Agile Project Management With Kanban

Kanban

The Kanban system is built for smooth and continuous delivery of customer value by carefully controlling the flow and quality of work while uncovering and resolve issues immediately.

The Kanban Board limits the work in progress, and uses small batches, so that the timeframe between specification, implementation, and validation can be done in just days.

The Kanban Project

Kanban methodology is a straightforward project-management technique based on Toyota’s just-in-time scheduling mechanism. Using Kanban to help manage our projects will allow us to focus all our time and energy on delivering value to our customers.

Kanban is simple in structure and uses common terminology. People find it very easy to pick up and to get proficient within just a few weeks of its application.

The traditional way to carry out product development is by using the waterfall or predictive method of project management. In traditional Waterfall, features might not be validated until months after implementation.

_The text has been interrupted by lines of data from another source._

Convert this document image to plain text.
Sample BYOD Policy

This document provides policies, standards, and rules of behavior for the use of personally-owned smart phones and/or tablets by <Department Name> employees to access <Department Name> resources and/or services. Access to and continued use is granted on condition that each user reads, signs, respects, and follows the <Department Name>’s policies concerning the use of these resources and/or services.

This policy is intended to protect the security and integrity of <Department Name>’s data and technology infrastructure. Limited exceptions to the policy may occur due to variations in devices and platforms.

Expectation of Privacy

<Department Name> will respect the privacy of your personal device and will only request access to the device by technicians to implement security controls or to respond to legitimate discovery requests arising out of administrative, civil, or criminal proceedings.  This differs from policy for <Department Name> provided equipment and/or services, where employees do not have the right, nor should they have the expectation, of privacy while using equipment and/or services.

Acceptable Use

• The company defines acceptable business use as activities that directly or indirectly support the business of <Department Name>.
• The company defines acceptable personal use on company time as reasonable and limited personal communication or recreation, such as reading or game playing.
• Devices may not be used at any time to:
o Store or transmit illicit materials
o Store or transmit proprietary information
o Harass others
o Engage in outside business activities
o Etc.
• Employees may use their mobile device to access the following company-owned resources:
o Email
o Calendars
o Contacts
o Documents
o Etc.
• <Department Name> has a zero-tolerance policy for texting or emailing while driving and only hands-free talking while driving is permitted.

Agile Project Management With Kanban

These days, product development needs to be carried out more swiftly and so using a form of lean or agile is the way to go. Kanban agile is the solution.

Customer involvement within waterfall teams normally happens within performing planning and key milestone points, whereas Kanban agile engages with customers on a regular basis taking the opportunity to demonstrate prototypes and get swift customer feedback.

Waterfall Lifecycle Problems

Consider typical situations that occur when using upfront predictive planning types of project …

Significant time is spent on Meetings about planning and process while issues go unchecked often for weeks or months.

The specialist team is measured against the speed of delivery rather than fully functioning products or services.

Little initial quality checking can result in a lot of rework.

As requirements change and project work is reprioritized even more time is spent in meetings while existing completed work is either wasted all needs to be reworked.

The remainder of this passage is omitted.